Embed noisy action using an MLP
- \(W_3\cdot swish(W_2\cdot concat(W_1\cdot a_{t'}^{\tau},\phi(\tau)))\).
- \(\phi\) is sinusoidal positional embedding
A multi-query attention block:
- 8-head, head dim=256, depth=18
- Block-wise casual mask as mentioned above.
- Frozen QKV matrix for images and language tokens, and a trainable one for proprioception and action.
- Two experts in FFN layer. A frozen one for images and language tokens, and a trainable one for proprioception and action (action expert).
- The token vector width of images and language is 2048, with MLP dim=16384. The action expert have width=1024 and MLP dim=4096.
Outputs:
- Take out the transformer outputs corresponding to the \(H\) noisy actions, and decoded into \(v_{\theta}(A_t^{\tau},o_t)\) using linear projection.

Training:

Sample \(\epsilon \sim N(0,I)\) and \(\tau \sim Beta(\frac{s-\tau}{s};1.5,1)\) with \(s=0.999\).
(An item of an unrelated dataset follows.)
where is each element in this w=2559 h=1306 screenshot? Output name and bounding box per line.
Let \(A_t^{\tau}=\tau A_t+(1-\tau )\epsilon\).
Forward, then calculate loss \(=||v_\theta(A_t^{\tau},o_t)-(A_t-\epsilon)||^2\).
Also calculate the word prediction loss with a standard cross entropy loss.

Inference

Sample \(\epsilon\sim N(0,I)\) and pick a integration step size \(\delta\). Perform \(A_t^{\tau+\delta}=A_t^{\delta}+\delta v_{\theta}(A_t^{\tau},o_t)\).
Need to use high level LLM planning policy for complex tasks.
Run inference every 0.8s for 20Hz UR5e and Franka, and run inference every 0.5s other robots with 50Hz.

Data and training

For each robot-task combination, let \(n\) be the number of samples of that combination, weight it by \(n^{0.43}\).